Los periodistas internacionales también tenían algo para decir. Se quejaban de que Uruguay era la única selección que no presentaba la planilla con la información del equipo previa a cada encuentro. “Hasta Venezuela tiene Jefe de Prensa”, confirmaba Romero.
Así eran las cosas. Cómo ya se dijo, Uruguay no pudo ni completar los cupos del plantel, ante la inesperada ausencia de Bengoechea, que hubiera sido el capitán. No hubo dorsal 13, a pesar de que en el plantel estaba Sebastián Abreu, que vistió la 22.

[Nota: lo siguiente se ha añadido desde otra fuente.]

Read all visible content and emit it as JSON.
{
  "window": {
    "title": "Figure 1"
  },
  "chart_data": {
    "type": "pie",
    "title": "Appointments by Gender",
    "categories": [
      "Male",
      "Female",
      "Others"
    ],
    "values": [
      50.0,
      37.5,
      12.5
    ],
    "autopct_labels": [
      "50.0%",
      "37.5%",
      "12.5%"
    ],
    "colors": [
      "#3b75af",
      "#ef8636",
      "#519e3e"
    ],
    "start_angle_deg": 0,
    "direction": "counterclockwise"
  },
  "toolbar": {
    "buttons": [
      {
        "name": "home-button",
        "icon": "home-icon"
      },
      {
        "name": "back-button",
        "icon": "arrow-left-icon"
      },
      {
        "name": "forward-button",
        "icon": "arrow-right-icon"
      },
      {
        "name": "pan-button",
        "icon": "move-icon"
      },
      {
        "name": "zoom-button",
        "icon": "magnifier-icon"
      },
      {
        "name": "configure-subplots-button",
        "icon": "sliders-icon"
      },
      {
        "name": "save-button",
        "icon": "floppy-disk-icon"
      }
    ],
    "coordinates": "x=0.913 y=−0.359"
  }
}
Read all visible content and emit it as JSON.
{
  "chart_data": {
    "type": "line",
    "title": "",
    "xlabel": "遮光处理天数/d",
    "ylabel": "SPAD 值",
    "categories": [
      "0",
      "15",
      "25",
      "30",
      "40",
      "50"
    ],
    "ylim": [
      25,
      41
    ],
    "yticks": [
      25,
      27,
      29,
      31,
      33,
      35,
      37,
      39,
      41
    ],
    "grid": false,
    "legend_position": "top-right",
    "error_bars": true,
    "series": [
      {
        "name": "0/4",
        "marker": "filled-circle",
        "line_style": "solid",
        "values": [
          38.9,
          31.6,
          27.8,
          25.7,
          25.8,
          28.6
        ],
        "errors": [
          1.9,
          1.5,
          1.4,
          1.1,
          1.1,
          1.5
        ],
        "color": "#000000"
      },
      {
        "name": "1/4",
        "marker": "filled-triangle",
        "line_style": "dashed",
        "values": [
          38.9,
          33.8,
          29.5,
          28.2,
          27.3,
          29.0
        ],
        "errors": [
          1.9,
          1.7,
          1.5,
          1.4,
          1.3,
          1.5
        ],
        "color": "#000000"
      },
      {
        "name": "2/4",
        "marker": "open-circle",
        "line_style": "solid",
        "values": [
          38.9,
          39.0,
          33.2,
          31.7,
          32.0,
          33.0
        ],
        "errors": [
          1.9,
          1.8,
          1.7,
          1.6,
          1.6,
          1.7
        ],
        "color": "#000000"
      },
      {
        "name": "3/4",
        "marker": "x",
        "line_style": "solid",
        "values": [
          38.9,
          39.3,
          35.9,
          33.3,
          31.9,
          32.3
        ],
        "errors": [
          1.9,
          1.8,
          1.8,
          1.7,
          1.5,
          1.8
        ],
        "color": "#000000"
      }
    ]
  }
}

El fútbol uruguayo no siempre es una usina de milagros. A veces la lógica cachetea a la mística y eso, en la selección, pasaba muy seguido por ese entonces. Perdió ante Bolivia por 1 a 0 y no pudo entrar como uno de los mejores terceros. Afuera en primera ronda en la Copa en la que debía defender su corona. Noveno de 12. Fue la peor actuación de la historia. De todos los campeones de América, ese Uruguay fue el único que no pasó la fase de grupos cuando debió defender el título logrado en la edición anterior.
Finalmente las sanciones a Bengoechea y Nicola quedaron sin efecto justo cuando las polémicas habían desaparecido porque muy lejos de este país, en Malasia, un puñado de gurises de menos de 20 años nos estaban haciendo muy felices.